Como tantas vezes ele dizia, as últimas décadas foram marcadas pela inovação empresarial. As empresas perceberam que inovação é condição de sobrevivência num mercado global e ultra-competitivo. As próximas décadas serão de inovação social. A quebra da confiança, as desigualdades e as novas formas de exclusão são sintomas de crise social. Uma crise é uma oportunidade para inovar. Perante os novos desafios as respostas tradicionais são manifestamente insuficientes. Ora, as políticas nacionais e europeias ainda replicam os modelos do século XX. Pesadas, burocráticas, assentes na ideia de um Estado que tudo resolve e decide, ignoram modelos de colaboração que passam pelo envolvimento das pessoas e das suas comunidades.
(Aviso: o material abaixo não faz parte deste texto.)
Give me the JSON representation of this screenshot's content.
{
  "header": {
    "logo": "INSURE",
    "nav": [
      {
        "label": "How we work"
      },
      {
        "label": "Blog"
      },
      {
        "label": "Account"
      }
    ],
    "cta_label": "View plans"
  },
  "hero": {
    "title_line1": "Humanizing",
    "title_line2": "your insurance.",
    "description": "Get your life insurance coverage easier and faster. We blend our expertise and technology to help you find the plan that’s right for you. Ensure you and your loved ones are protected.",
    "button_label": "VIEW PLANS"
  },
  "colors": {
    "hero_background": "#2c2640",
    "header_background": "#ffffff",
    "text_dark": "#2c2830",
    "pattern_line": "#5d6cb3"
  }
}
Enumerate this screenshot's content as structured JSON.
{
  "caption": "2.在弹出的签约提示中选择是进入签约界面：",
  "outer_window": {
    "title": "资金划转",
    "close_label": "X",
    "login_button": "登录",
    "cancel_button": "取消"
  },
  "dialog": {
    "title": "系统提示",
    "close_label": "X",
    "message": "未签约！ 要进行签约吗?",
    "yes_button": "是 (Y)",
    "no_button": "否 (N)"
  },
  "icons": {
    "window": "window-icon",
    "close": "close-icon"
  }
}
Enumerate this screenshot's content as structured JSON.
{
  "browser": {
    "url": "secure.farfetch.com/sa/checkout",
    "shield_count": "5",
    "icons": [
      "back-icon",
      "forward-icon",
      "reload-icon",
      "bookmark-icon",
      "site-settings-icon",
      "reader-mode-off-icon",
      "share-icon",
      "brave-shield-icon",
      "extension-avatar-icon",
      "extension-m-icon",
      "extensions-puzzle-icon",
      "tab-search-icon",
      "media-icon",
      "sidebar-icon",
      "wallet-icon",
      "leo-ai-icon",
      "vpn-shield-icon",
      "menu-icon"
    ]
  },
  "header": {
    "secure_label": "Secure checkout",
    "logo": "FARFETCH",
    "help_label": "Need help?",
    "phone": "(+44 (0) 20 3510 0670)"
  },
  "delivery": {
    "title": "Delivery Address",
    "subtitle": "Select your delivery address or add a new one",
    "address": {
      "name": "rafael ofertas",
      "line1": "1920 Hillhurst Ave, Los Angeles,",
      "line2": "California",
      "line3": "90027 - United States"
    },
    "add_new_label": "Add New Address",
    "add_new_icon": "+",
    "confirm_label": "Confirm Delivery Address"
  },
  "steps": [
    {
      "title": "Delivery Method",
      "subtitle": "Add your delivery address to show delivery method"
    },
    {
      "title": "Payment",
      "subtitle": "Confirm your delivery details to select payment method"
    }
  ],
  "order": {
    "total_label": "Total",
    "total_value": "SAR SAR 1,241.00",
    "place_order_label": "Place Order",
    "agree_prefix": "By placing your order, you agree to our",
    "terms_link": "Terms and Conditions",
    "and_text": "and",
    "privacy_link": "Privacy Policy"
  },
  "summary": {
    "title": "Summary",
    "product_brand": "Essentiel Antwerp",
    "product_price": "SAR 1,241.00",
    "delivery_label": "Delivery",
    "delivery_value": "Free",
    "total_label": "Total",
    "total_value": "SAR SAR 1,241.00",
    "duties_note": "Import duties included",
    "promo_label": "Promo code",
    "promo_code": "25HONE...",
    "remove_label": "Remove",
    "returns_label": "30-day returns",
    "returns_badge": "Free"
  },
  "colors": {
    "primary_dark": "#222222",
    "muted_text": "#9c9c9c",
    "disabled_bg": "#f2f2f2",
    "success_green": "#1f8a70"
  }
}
A última vez que entrevistei o Diogo foi para a revista Gingko, e ele afirmou, com aquela luminosidade inconfundível, que desejava ver todos em rede com todos. “A web 2.0 permite orquestrar a colaboração de milhares de pessoas em projectos comuns. Precisamos de empreendedores sociais visionários, com mentalidade de rede, capazes de libertar a imaginação da sociedade. Precisamos de líderes políticos que não se iludam com a ideia de comando e controlo, que entendam que uma sociedade mais justa passa pela massificação da colaboração e da co-criação”. E acrescentou: “A inovação social é urgente e necessária. Ainda é marginal, mas é nas margens que se geram as novas ideias para mudar o mundo. Estou optimista porque acredito que Portugal e a Europa vão descobrir e levar a sério a inovação social”.
Dez anos depois, em memória de Diogo Vasconcelos, precisamos de mais inovação social, por favor!
Dez anos depois, em memória de Diogo Vasconcelos, precisamos também de nos lembrar que a morte é uma curva no caminho. Não temos oportunidade de escolher como vamos morrer. Ou quando. Só podemos decidir como vamos viver. Agora.